Advance planning comes along, typically once or twice a year, with long and inefficient approval times. The PMO is valuable, but perceived as a backward-looking control function. IT projects typically show more mature processes and governance, but processes and workflows across other departments and teams remain inconsistent and manual. Tracking and status update now consumes about 15% of work effort.
Level 4: Predictive
Corporate orchestration can unlock a symphony of your best musicians, all playing in time and on a shared key from the same playbook. At this level, everyone has self-service views of projects and KPIs across the organization and can orchestrate projects through integrated project lifecycles, resource demand, and capacity planning.
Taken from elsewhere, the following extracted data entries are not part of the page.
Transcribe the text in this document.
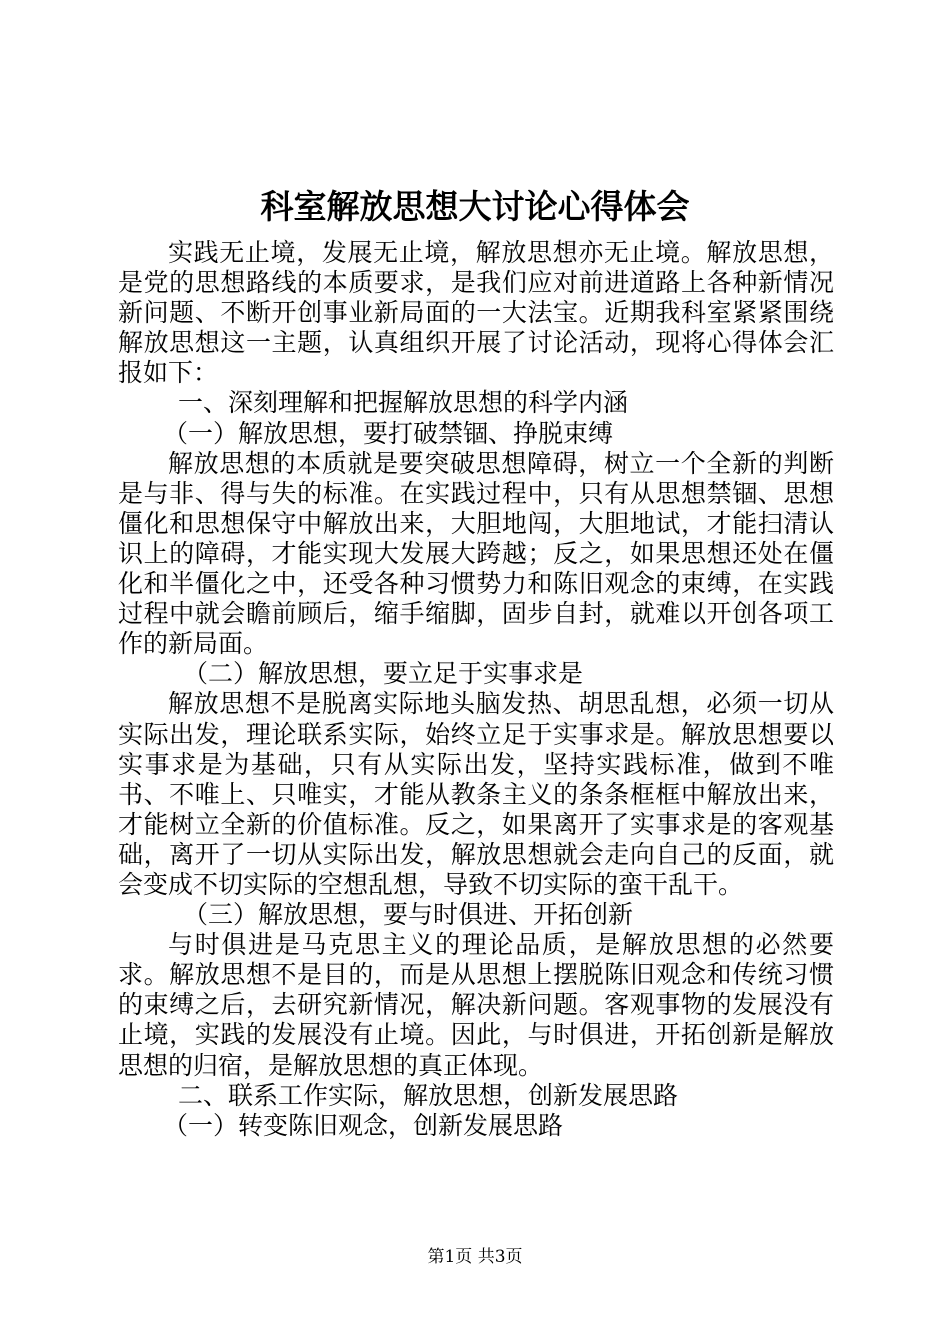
科室解放思想大讨论心得体会

实践无止境，发展无止境，解放思想亦无止境。解放思想，是党的思想路线的本质要求，是我们应对前进道路上各种新情况新问题、不断开创事业新局面的一大法宝。近期我科室紧紧围绕解放思想这一主题，认真组织开展了讨论活动，现将心得体会汇报如下：

一、深刻理解和把握解放思想的科学内涵

（一）解放思想，要打破禁锢、挣脱束缚

解放思想的本质就是要突破思想障碍，树立一个全新的判断是与非、得与失的标准。在实践过程中，只有从思想禁锢、思想僵化和思想保守中解放出来，大胆地闯，大胆地试，才能扫清认识上的障碍，才能实现大发展大跨越；反之，如果思想还处在僵化和半僵化之中，还受各种习惯势力和陈旧观念的束缚，在实践过程中就会瞻前顾后，缩手缩脚，固步自封，就难以开创各项工作的新局面。

（二）解放思想，要立足于实事求是

解放思想不是脱离实际地头脑发热、胡思乱想，必须一切从实际出发，理论联系实际，始终立足于实事求是。解放思想要以实事求是为基础，只有从实际出发，坚持实践标准，做到不唯书、不唯上、只唯实，才能从教条主义的条条框框中解放出来，才能树立全新的价值标准。反之，如果离开了实事求是的客观基础，离开了一切从实际出发，解放思想就会走向自己的反面，就会变成不切实际的空想乱想，导致不切实际的蛮干乱干。

（三）解放思想，要与时俱进、开拓创新

与时俱进是马克思主义的理论品质，是解放思想的必然要求。解放思想不是目的，而是从思想上摆脱陈旧观念和传统习惯的束缚之后，去研究新情况，解决新问题。客观事物的发展没有止境，实践的发展没有止境。因此，与时俱进，开拓创新是解放思想的归宿，是解放思想的真正体现。

二、联系工作实际，解放思想，创新发展思路

（一）转变陈旧观念，创新发展思路

第1页 共3页
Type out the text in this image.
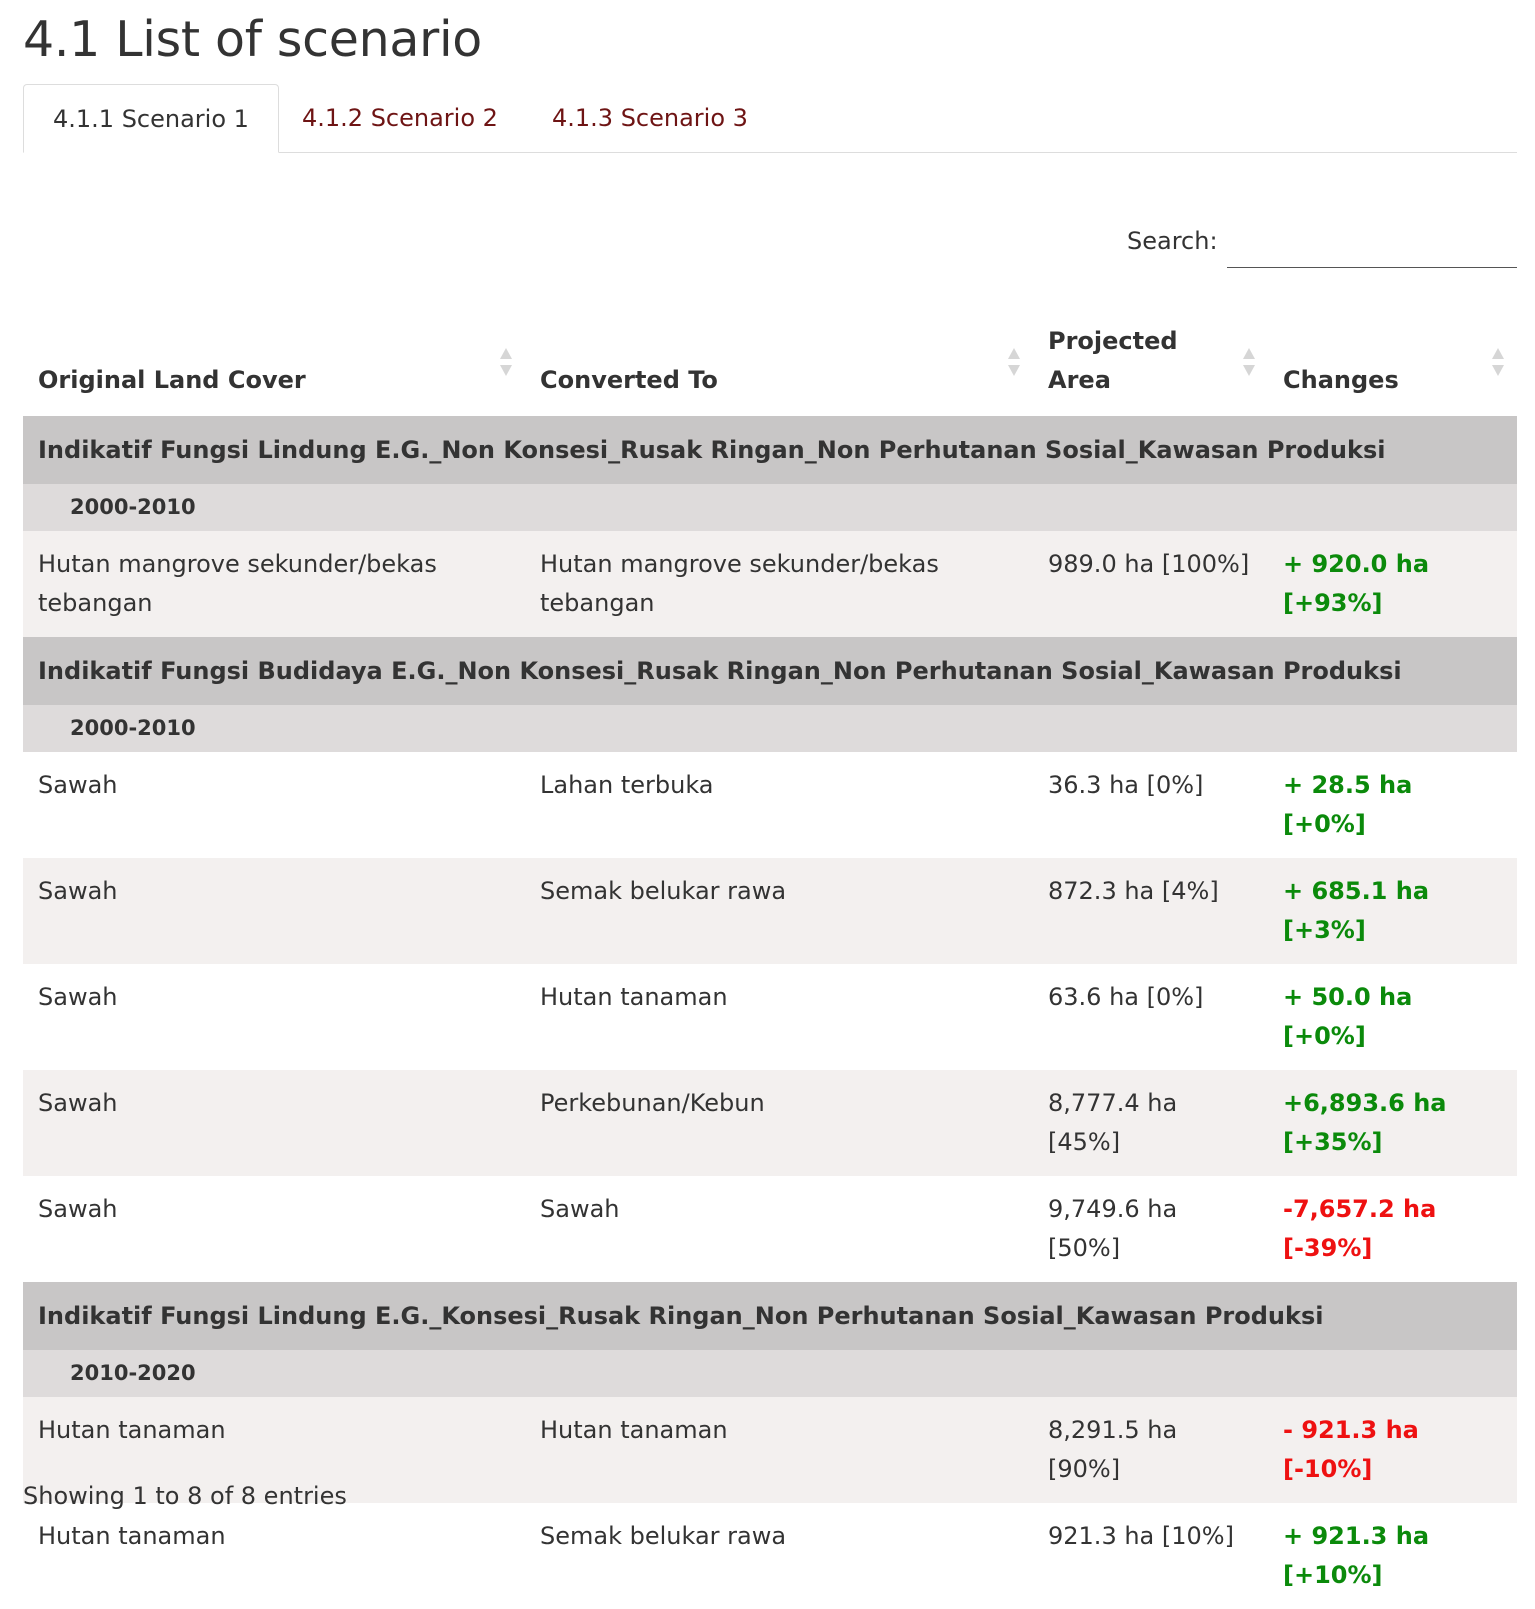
4.1 List of scenario
4.1.1 Scenario 1	4.1.2 Scenario 2	4.1.3 Scenario 3
Search:
Original Land Cover	Converted To	Projected Area	Changes

Indikatif Fungsi Lindung E.G._Non Konsesi_Rusak Ringan_Non Perhutanan Sosial_Kawasan Produksi			
2000-2010			
Hutan mangrove sekunder/bekas tebangan	Hutan mangrove sekunder/bekas tebangan	989.0 ha [100%]	+ 920.0 ha [+93%]
Indikatif Fungsi Budidaya E.G._Non Konsesi_Rusak Ringan_Non Perhutanan Sosial_Kawasan Produksi			
2000-2010			
Sawah	Lahan terbuka	36.3 ha [0%]	+ 28.5 ha [+0%]
Sawah	Semak belukar rawa	872.3 ha [4%]	+ 685.1 ha [+3%]
Sawah	Hutan tanaman	63.6 ha [0%]	+ 50.0 ha [+0%]
Sawah	Perkebunan/Kebun	8,777.4 ha [45%]	+6,893.6 ha [+35%]
Sawah	Sawah	9,749.6 ha [50%]	-7,657.2 ha [-39%]
Indikatif Fungsi Lindung E.G._Konsesi_Rusak Ringan_Non Perhutanan Sosial_Kawasan Produksi			
2010-2020			
Hutan tanaman	Hutan tanaman	8,291.5 ha [90%]	- 921.3 ha [-10%]
Hutan tanaman	Semak belukar rawa	921.3 ha [10%]	+ 921.3 ha [+10%]
Showing 1 to 8 of 8 entries
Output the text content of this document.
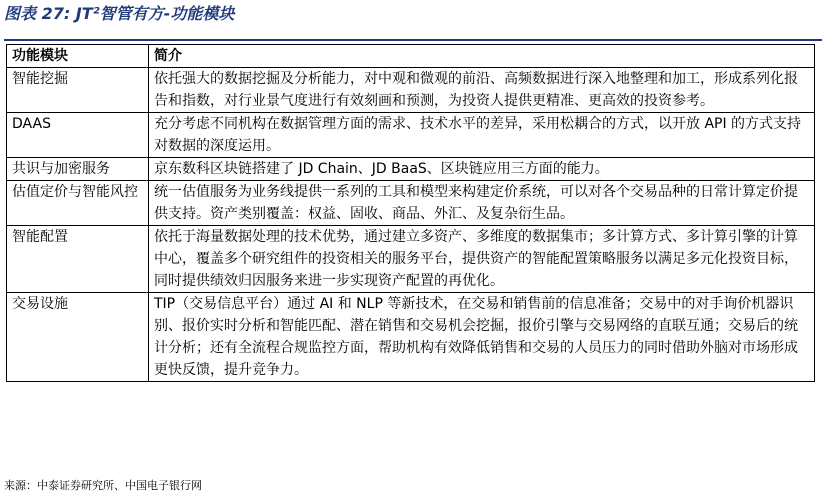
图表 27: JT²智管有方-功能模块
功能模块	简介
智能挖掘	依托强大的数据挖掘及分析能力，对中观和微观的前沿、高频数据进行深入地整理和加工，形成系列化报告和指数，对行业景气度进行有效刻画和预测，为投资人提供更精准、更高效的投资参考。
DAAS	充分考虑不同机构在数据管理方面的需求、技术水平的差异，采用松耦合的方式，以开放 API 的方式支持对数据的深度运用。
共识与加密服务	京东数科区块链搭建了 JD Chain、JD BaaS、区块链应用三方面的能力。
估值定价与智能风控	统一估值服务为业务线提供一系列的工具和模型来构建定价系统，可以对各个交易品种的日常计算定价提供支持。资产类别覆盖：权益、固收、商品、外汇、及复杂衍生品。
智能配置	依托于海量数据处理的技术优势，通过建立多资产、多维度的数据集市；多计算方式、多计算引擎的计算中心，覆盖多个研究组件的投资相关的服务平台，提供资产的智能配置策略服务以满足多元化投资目标，同时提供绩效归因服务来进一步实现资产配置的再优化。
交易设施	TIP（交易信息平台）通过 AI 和 NLP 等新技术，在交易和销售前的信息准备；交易中的对手询价机器识别、报价实时分析和智能匹配、潜在销售和交易机会挖掘，报价引擎与交易网络的直联互通；交易后的统计分析；还有全流程合规监控方面，帮助机构有效降低销售和交易的人员压力的同时借助外脑对市场形成更快反馈，提升竞争力。
来源：中泰证券研究所、中国电子银行网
Automated workflows emerge, managed through an active, real-time governance model and fast approvals for faster planning cycles. The PMO often evolves into a transformation management office (TMO) comprised of cross-silo leadership, perceived as a strategic enablement function in collaboration with finance. KPIs include the ability to track project impact from idea to P&L through automated, low-impact efforts. Status tracking and reporting consumes only 5% of work effort, and predictive intelligence significantly increases benefit acceleration and risk execution. Business posture shifts to constant transformation as a strategic advantage.
Start evolving today
Progressing from reactive to predictive can be daunting, but it really is a thousand-step journey that you can easily start. Partner with your peers to base the model on an honest assessment of its current state. Identify silos and break them down through collaboration and shared KPIs. Look for ways to automate tracking and reporting through technology enablement to ensure a single source of truth.
Track the effort of status reports and meetings and adopt modern platforms that provide a single source of truth and real-time self-service to significantly reduce this effort. Make Einstein proud by moving away from the traditional tools and ways of working that created the need for its transformation and into the era of enterprise orchestration.